US corn market waits on better days, as supply gap beckons
US corn farmers are holding on to their corn supplies as they eye a potential gap in global corn production, led by supply fears around their heavyweight South American rivals, trading sources said Monday.
While US corn prices have faced unrelenting pressure in the face of substantial crops globally, farmers have a healthy carry that encourages storage and with Brazil and Argentina’s harvest winding down, and expectations that their next corn crop will likely lose ground to soybean, US farmers sense an opportunity.
“What would force the US farmer to sell right now?,” one Asia-based trader asked, with current spot demand for the region said to be covered out to March 2018, while US-based sources have seen farmers holding corn in storage to support drying and even investing in bags to bolster storage space.
While the US has seen a substantial corn crop this year, and expectations are already being voiced for a similar-sized crop in 2017/18, last month’s WASDE report highlighted declining overseas corn production - particularly in Ukraine where yields have suffered on hot weather in the summer, and heavy rain through the harvest period.
The November report substantially revised upwards US production, and market sources are already anticipating further revisions to the key Argentine and Brazilian corn crop in the December WASDE report as regional weather, local incentives, good demand and better returns are likely to see more acreage switch to soybean production over corn.
The November WASDE reappraised the US corn crop to just under 14.6 billion bushels, for the 2017/18 harvest, and while there were some concerns over the ability of logistics to cope, farmers and market sources saw the late running harvest and the available bin-space providing the farmer with options.
“The pull of ethanol means the space is there, especially with bags being used.

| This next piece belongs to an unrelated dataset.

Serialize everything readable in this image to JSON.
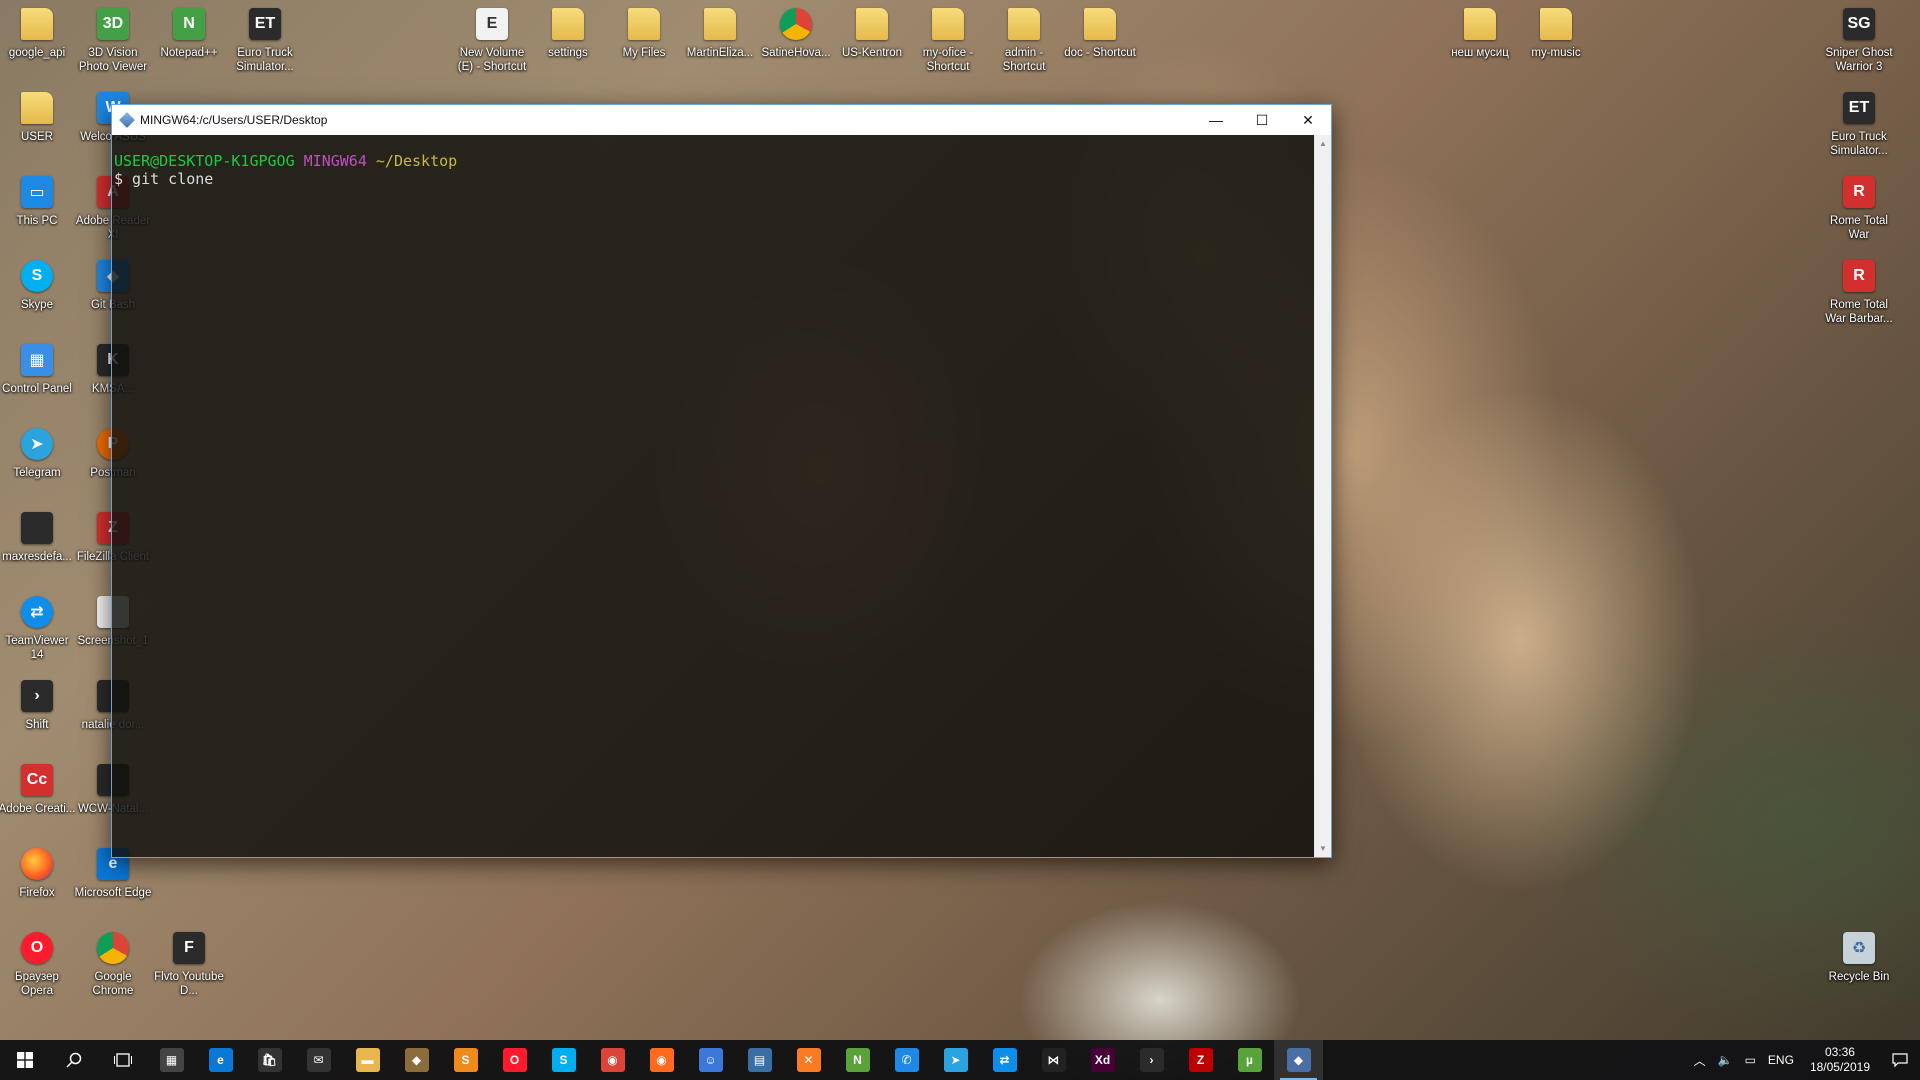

It may get close, but farmers can leave corn in the field as a last resort,” one source told Census.
At 14.6 billion bushels, the crop equates to just over 370 million mt, with Argentina’s corn production set at 42 million mt and Brazil’s at 95 million mt - with both crops significantly increased on 2015/16 at 29.5 million mt for Argentina and 65 million mt for Brazil.
Estimates for the 2016/17 crop show that slowdown already underway, with Argentina reaching 41 million mt, one million mt below the 2017/18 forecast, while Brazil musters 98.5 million mt - showing Brazil’s harvest already contracting on this year’s harvest.
The prospect of La Niña sweeping across the region is also uppermost in market players minds - while much of the dryness in Argentina and southern parts of Brazil have driven soybean prices in recent weeks, there are concerns around the shrinking window for Brazil’s second corn crop as dry weather makes sowing hard and threatens to crimp the early growth stages.
Elsewhere, US export data continues to underwhelm, with last week’s export sales showing corn coming in at the lower range of analysts’ expectations - 876,000 mt down on both the four-weekly average and well below exports seen at the same time last year - but physical export locations and logistics are also seeing slow business.
According to the USDA’s grain transportation report, railroads up to November 25 handled 18,771 grain car loads, down 17% on the same time in 2016, while barge grain movements totalled 709,219 tons up to December 2, down 33% year-on-year.
While ethanol has been providing an able outlet for corn, with the US establishing a fresh record high of 1.1 million barrels per day in last week’s EIA data, focus will also fall on US corn stock levels, with many anticipating a very modest decline in levels from the current 65.4 million mt in the US (or 2.487 billion bushels).